Components to be Learned
We have described several agents so far this semester. The components of these agents which might be improved include:
- The mapping from conditions on the current state to actions
- The means to infer relevant properties of the world from percept sequence
- Information about the way the world evolves and about the results of possible actions the agent can take.
- Utility information indicating the desirability of world states
- Action-value information indicating the desirability of actions
- Goals that describe classes of states whose achievement maximizes the agent's utility.
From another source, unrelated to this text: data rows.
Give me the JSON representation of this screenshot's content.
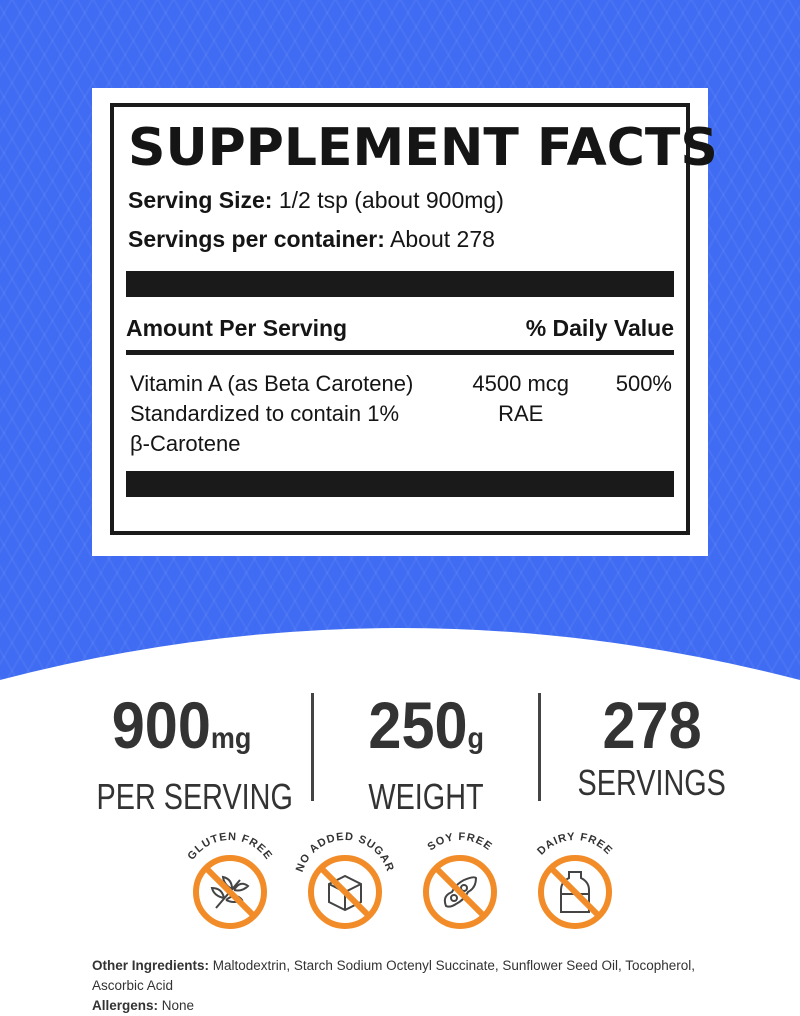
{
  "colors": {
    "background": "#3f6cf2",
    "accent": "#f28c28",
    "text": "#333333"
  },
  "facts": {
    "title": "SUPPLEMENT FACTS",
    "serving_size_label": "Serving Size:",
    "serving_size": "1/2 tsp (about 900mg)",
    "servings_label": "Servings per container:",
    "servings": "About 278",
    "col_amount": "Amount Per Serving",
    "col_dv": "% Daily Value",
    "rows": [
      {
        "name_lines": [
          "Vitamin A (as Beta Carotene)",
          "Standardized to contain 1%",
          "β-Carotene"
        ],
        "amount_lines": [
          "4500 mcg",
          "RAE"
        ],
        "dv": "500%"
      }
    ]
  },
  "stats": [
    {
      "value": "900",
      "unit": "mg",
      "label": "PER SERVING"
    },
    {
      "value": "250",
      "unit": "g",
      "label": "WEIGHT"
    },
    {
      "value": "278",
      "unit": "",
      "label": "SERVINGS"
    }
  ],
  "badges": [
    {
      "label": "GLUTEN FREE",
      "icon": "wheat-icon"
    },
    {
      "label": "NO ADDED SUGAR",
      "icon": "sugar-cube-icon"
    },
    {
      "label": "SOY FREE",
      "icon": "soybean-icon"
    },
    {
      "label": "DAIRY FREE",
      "icon": "milk-bottle-icon"
    }
  ],
  "ingredients": {
    "label": "Other Ingredients:",
    "value": "Maltodextrin, Starch Sodium Octenyl Succinate, Sunflower Seed Oil, Tocopherol, Ascorbic Acid"
  },
  "allergens": {
    "label": "Allergens:",
    "value": "None"
  }
}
The book gives examples of the above in terms of a taxi driver agent.
Feedback to learn from
There are three main types of feedback that correspond to the three main types of learning:
- In unsupervised learning the agent learns patterns in the input even though no explicit feedback is supplied. A common task in this area is clustering: detecting potentially useful clusters of input examples.
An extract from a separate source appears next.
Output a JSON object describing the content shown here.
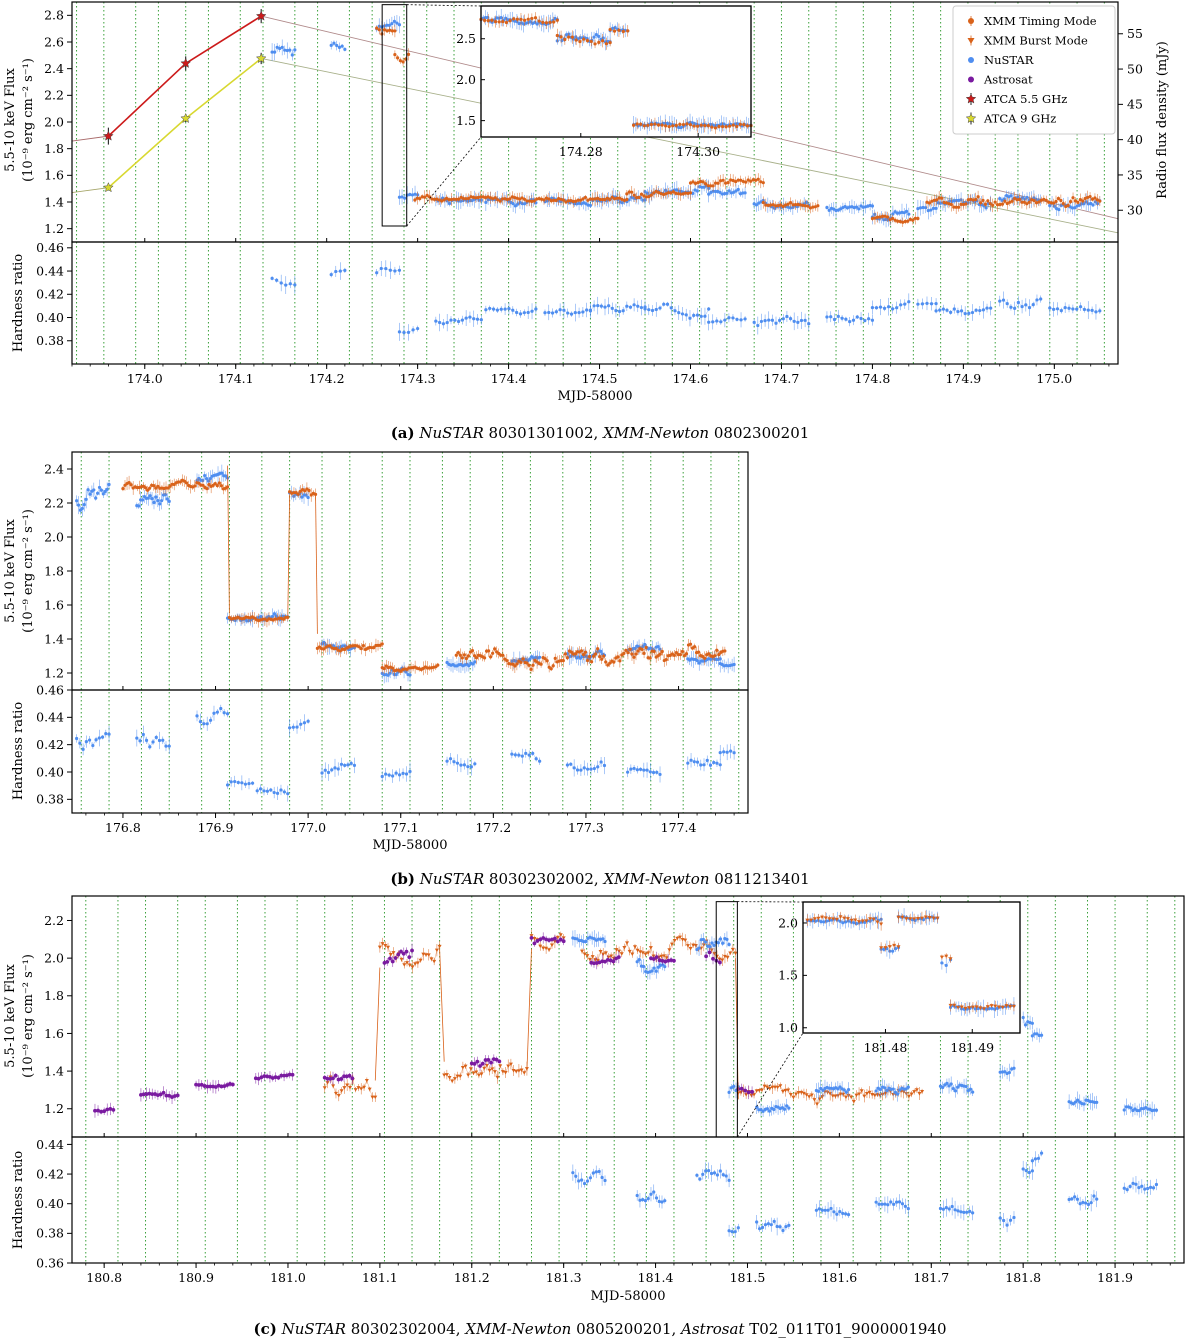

- In reinforcement learning the agent learns from a series of reinforcements -- rewards or punishments. For example, the lack of a tip at the end of the journey gives the taxi agent an indication that it did something wrong. Winning a chess game give an agent an indication is did something right.
- In supervised learning the agent observes some examples input-output pairs and learns a function that maps from input to output.
In addition, to the above there is also things such as semi-supervised learning where we are given a few labeled examples and must make what we can of a large collection of unlabeled examples.